Fidel Zavala was recently transferred, on 2 April 2025, to Mariona prison, a prison notorious for its torture practices in the 1980s, practices which are being revived in recent years under the State of Emergency. Fidel Zavala has publicly and formally denounced guards at that same prison for torturing and ill-treating inmates. Him being moved to that same prison, puts his life and personal integrity at immediate risk.
Fidel Zavala, spokesperson for the Unidad de Defensa de Derechos Humanos y Comunitarios (UNIDEHC), has played a crucial role in exposing human rights violations within Salvadoran penitentiary centers. In 2024, he filed a formal complaint against prison authorities, including Osiris Luna, the Director General of Prisons, for torture and other abuses committed under the state of emergency.
The community of "La Floresta," located in San Juan Opico, La Libertad, has been facing eviction threats that could displace over a hundred families, many of whom have lived in the area for more than a decade. UNIDEHC has provided legal support to the community in its struggle for land and territorial rights. Currently, the detained community leaders are being prosecuted on charges such as "illicit associations" and other offenses related to their community work. The defense argues that these accusations are unfounded and that the leaders' activities were aimed at legalizing land tenure through established legal processes. On March 14, 2025, the Fifth Court against Organized Crime of San Salvador ordered formal proceedings with six months of provisional detention for Fidel Zavala and all 23 La Floresta’s detainees.
The detention of Fidel Zavala and more than 20 community leaders from "La Floresta" is part of a broader context of escalating state repression against human rights defenders and activists in El Salvador.
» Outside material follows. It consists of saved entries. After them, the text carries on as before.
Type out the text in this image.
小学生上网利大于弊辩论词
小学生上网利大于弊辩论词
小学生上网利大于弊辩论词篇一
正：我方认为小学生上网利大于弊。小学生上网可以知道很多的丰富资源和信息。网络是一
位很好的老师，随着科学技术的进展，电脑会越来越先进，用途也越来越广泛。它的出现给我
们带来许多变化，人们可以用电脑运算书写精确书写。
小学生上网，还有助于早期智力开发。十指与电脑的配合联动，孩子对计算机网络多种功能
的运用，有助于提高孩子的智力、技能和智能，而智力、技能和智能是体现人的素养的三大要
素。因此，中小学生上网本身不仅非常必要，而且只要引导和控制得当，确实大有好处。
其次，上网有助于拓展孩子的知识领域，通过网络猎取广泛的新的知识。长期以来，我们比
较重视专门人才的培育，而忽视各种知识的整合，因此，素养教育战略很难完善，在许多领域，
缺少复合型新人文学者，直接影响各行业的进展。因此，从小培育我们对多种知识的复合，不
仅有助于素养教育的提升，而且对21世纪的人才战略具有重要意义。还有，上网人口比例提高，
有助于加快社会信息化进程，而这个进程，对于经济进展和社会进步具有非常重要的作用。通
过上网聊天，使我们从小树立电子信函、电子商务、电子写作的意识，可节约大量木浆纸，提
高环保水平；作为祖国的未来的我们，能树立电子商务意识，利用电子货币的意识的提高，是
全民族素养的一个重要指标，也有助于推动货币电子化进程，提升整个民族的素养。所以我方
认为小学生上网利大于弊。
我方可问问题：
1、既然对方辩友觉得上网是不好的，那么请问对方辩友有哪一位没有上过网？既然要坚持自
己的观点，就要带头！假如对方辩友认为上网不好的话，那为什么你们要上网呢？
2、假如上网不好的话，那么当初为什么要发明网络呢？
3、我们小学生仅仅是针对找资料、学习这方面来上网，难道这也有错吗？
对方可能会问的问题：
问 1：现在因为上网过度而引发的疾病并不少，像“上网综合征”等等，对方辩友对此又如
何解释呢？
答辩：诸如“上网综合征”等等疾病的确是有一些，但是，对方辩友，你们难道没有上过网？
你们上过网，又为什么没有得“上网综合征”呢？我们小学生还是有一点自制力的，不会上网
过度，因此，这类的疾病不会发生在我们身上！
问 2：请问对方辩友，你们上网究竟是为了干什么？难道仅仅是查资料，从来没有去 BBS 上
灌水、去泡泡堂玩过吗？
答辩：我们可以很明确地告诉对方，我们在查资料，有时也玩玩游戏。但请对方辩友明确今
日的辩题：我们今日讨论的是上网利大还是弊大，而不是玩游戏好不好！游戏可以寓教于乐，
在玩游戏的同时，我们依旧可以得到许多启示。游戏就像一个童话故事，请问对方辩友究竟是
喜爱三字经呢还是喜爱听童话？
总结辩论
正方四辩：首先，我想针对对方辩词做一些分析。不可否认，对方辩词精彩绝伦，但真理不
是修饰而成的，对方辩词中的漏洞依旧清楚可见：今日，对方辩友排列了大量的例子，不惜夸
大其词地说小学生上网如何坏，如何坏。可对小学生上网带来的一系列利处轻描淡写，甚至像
Since the implementation of the state of emergency in March 2022, authorities have adopted measures that reflect a widespread pattern of state abuse, including thousands of arbitrary detentions, the systematic use of torture and other ill-treatment in detention centers, and hundreds of deaths in state custody.
Since his arrest for alleged “membership of an illicit group”, two more charges have been brought against him, both for alleged fraud. One of the recent charges dates back to a case brought against him in 2023 for which he served one year in prison before being acquitted, but which the public prosecutor seeks to be reponed. Amnesty International has not been able to assess the new charges brought against him.
Amnesty International has documented an increase in state actions that undermine freedom of expression and association, alongside restrictions on the right to peaceful assembly, public participation, and access to public information. The current situation in El Salvador reflects a disturbing trend toward the repression of critical voices and the erosion of civic space, placing at risk the essential work of human rights defenders and their efforts to build a more just and inclusive society.